The Defense Secretary’s AI memo requires all DoD contracts to adopt unrestricted usage language. Tensions escalate after Anthropic inquires about Claude’s role in the Maduro capture.
Feb 24
Face-to-face ultimatum
Hegseth meets Amodei at the Pentagon. Deadline: 5:01 PM Friday. Accept unrestricted terms or face contract termination, supply chain risk designation, and possible Defense Production Act invocation.
Feb 26
Amodei publishes his stand
“We cannot in good conscience accede to their request.” Blog post reaffirms both redlines. Pentagon calls Amodei a “liar” with a “God-complex.” Anthropic employees rally behind leadership.
Feb 27
The hammer falls
Trump orders all agencies to cease using Anthropic. Hegseth designates it a supply chain risk. OpenAI signs a classified deal with the Pentagon hours later. ChatGPT uninstalls spike 295%. Claude hits #1 on the App Store.
Mar 9
Anthropic files lawsuit
Sues in California federal court. Claims First Amendment violation and that the supply chain risk label exceeds congressional authority. Seeks preliminary injunction.
Mar 13–17
Coalition rallies behind Anthropic
~150 retired judges, tech industry groups, Microsoft, former national security officials, and researchers from OpenAI and Google DeepMind all file amicus briefs supporting Anthropic.
Mar 18
DOJ fires back
Files brief urging court to reject injunction. Argues Anthropic’s refusal is “conduct, not speech.” Warns Anthropic could disable AI mid-warfighting. Pentagon confirms replacement LLMs are in development.
Mar 25
Injunction hearing (upcoming)
Court will decide whether to pause the supply chain risk designation.
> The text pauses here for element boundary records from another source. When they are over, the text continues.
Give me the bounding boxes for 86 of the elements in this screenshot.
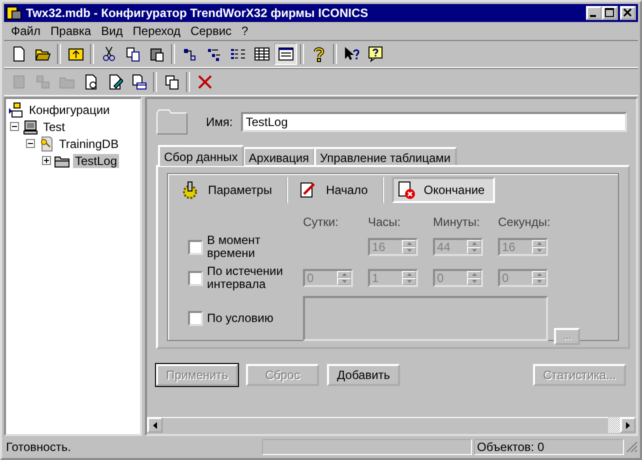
- tree-view-icon: [206, 46, 222, 62]
- down-arrow-icon: [472, 280, 476, 283]
- stacked-squares-icon: [34, 74, 50, 90]
- toolbar-button[interactable]: [274, 43, 297, 65]
- checkbox[interactable]: [188, 270, 203, 286]
- tree-item[interactable]: TrainingDB: [57, 136, 121, 150]
- down-arrow-icon: [536, 249, 542, 252]
- object-count: Объектов: 0: [474, 438, 624, 454]
- pointer-question-icon: [344, 46, 360, 62]
- form-icon: [278, 46, 294, 62]
- name-field[interactable]: TestLog: [240, 112, 627, 132]
- column-label: Минуты:: [433, 215, 481, 229]
- minimize-icon: [590, 15, 596, 17]
- minimize-button[interactable]: [586, 6, 602, 20]
- scroll-left-button[interactable]: [147, 417, 163, 433]
- delete-icon: [196, 74, 212, 90]
- down-arrow-icon: [342, 280, 346, 283]
- down-arrow-icon: [406, 249, 412, 252]
- up-arrow-icon: [536, 242, 542, 245]
- notepad-pencil-icon: [298, 180, 318, 200]
- tree-item[interactable]: Конфигурации: [27, 102, 112, 116]
- checkbox-label: В момент времени: [207, 234, 262, 260]
- right-arrow-icon: [626, 422, 630, 428]
- up-arrow-icon: [406, 273, 412, 276]
- collapse-toggle[interactable]: [10, 122, 19, 131]
- clipboard-icon: [148, 46, 164, 62]
- collapse-toggle[interactable]: [26, 139, 35, 148]
- document-magnifier-icon: [82, 74, 98, 90]
- column-label: Секунды:: [498, 215, 548, 229]
- close-button[interactable]: [620, 6, 636, 20]
- menu-item[interactable]: ?: [236, 24, 254, 38]
- copy-icon: [164, 74, 180, 90]
- menu-item[interactable]: Переход: [128, 24, 186, 38]
- menu-item[interactable]: Правка: [46, 24, 96, 38]
- down-arrow-icon: [406, 280, 412, 283]
- down-arrow-icon: [472, 249, 476, 252]
- column-label: Сутки:: [303, 215, 340, 229]
- status-message: Готовность.: [5, 438, 72, 454]
- list-view-icon: [230, 46, 246, 62]
- checkbox[interactable]: [188, 240, 203, 254]
- action-button[interactable]: Добавить: [327, 364, 400, 386]
- menu-item[interactable]: Вид: [96, 24, 128, 38]
- left-arrow-icon: [153, 422, 157, 428]
- up-arrow-icon: [342, 273, 346, 276]
- tree-item[interactable]: TestLog: [73, 154, 120, 168]
- condition-field[interactable]: [303, 296, 548, 341]
- up-arrow-icon: [406, 242, 412, 245]
- computer-icon: [22, 118, 38, 134]
- maximize-button[interactable]: [602, 6, 618, 20]
- resize-grip-icon: [626, 440, 638, 452]
- document-pencil-icon: [106, 74, 122, 90]
- checkbox-label: По условию: [207, 312, 274, 325]
- up-arrow-icon: [472, 242, 476, 245]
- checkbox[interactable]: [188, 311, 203, 326]
- window-title: Twx32.mdb - Конфигуратор TrendWorX32 фирмы ICONICS: [26, 6, 370, 20]
- configuration-icon: [8, 102, 24, 118]
- key-document-icon: [38, 136, 54, 152]
- up-arrow-icon: [472, 273, 476, 276]
- down-arrow-icon: [536, 280, 542, 283]
- up-arrow-icon: [536, 273, 542, 276]
- subtab-button[interactable]: Окончание: [392, 177, 495, 203]
- scroll-right-button[interactable]: [620, 417, 636, 433]
- copy-icon: [124, 46, 140, 62]
- maximize-icon: [605, 8, 615, 18]
- tree-item[interactable]: Test: [41, 120, 68, 134]
- tab[interactable]: Управление таблицами: [314, 147, 457, 165]
- gear-icon: [180, 180, 200, 200]
- folder-icon: [156, 109, 188, 135]
- menu-item[interactable]: Файл: [6, 24, 46, 38]
- scissors-icon: [100, 46, 116, 62]
- menu-item[interactable]: Сервис: [185, 24, 237, 38]
- scrollbar-thumb[interactable]: [608, 417, 620, 433]
- tab[interactable]: Сбор данных: [158, 145, 244, 166]
- hierarchy-icon: [182, 46, 198, 62]
- speech-bubble-question-icon: [368, 46, 384, 62]
- expand-toggle[interactable]: [42, 156, 51, 165]
- notepad-stop-icon: [396, 180, 416, 200]
- document-table-icon: [130, 74, 146, 90]
- tab[interactable]: Архивация: [242, 147, 316, 165]
- grid-icon: [254, 46, 270, 62]
- name-label: Имя:: [206, 115, 233, 129]
- checkbox-label: По истечении интервала: [207, 265, 284, 291]
- app-icon: [6, 5, 22, 21]
- document-icon: [10, 46, 26, 62]
- column-label: Часы:: [368, 215, 402, 229]
- close-icon: [623, 8, 633, 18]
The ruling will set the trajectory for the entire case.
The two sides
Anthropic vs. the Pentagon
Anthropic’s position
AI is not yet reliable enough for autonomous weapons or mass surveillance
Current law hasn’t caught up with AI’s surveillance capabilities
Not trying to force government to use Claude — asking not to be punished for having terms
Supply chain risk label is meant for foreign adversaries, not domestic disagreements
These two redlines have never affected a single government mission
vs
Pentagon’s position
No private company should dictate how the military uses contracted technology
Anthropic could theoretically disable AI or alter behavior mid-operation
Vendor restrictions create unacceptable dependency risk for national security
Anthropic’s refusal is conduct (commercial decision), not protected speech
Pentagon says it has no interest in the use cases Anthropic objects to anyway
Public opinion
Consumer and industry reaction
ChatGPT uninstalls
+295% spike
ChatGPT 1-star reviews
+775% surge
Claude downloads
+51% day-over-day
Claude App Store
#1 in U.S. (first time ever)
QuitGPT pledges
2.5 million+ users
Support coalition
Who’s backing Anthropic
~150 retired judges
Bipartisan group says Pentagon misinterpreted the statute and violated proper procedures
Tech industry groups
Groups representing hundreds of Pentagon contractors warn of chilling effect on innovation
Microsoft
Says Claude products can remain available through its platforms for non-DoD customers
OpenAI + Google staff
Dozens of researchers from rival labs filed personal-capacity brief supporting Anthropic
Former nat’l security officials
Senior former defense and intelligence officials weigh in on behalf of Anthropic
Bipartisan lawmakers
Senate bill introduced to limit Pentagon AI use; both parties express precedent concerns
Why it matters
Four things this changes
1
AI is now a values-based consumer choice. The QuitGPT revolt proved users will reward companies that hold ethical lines, even at commercial cost. Model selection now carries brand risk.
2
There is no legal framework for military AI governance. Both sides are improvising. The Pentagon uses foreign-adversary tools; Anthropic writes terms of service for risks no statute covers.
3
Rapid government AI adoption created fragile dependencies. Agencies got directives via social media with no formal transition plan. Claude is still being used in Iran operations weeks after the ban.
4
Anthropic’s commercial position got stronger, not weaker. The company gained market share by declining business. Safety commitments became the most powerful brand differentiator in AI.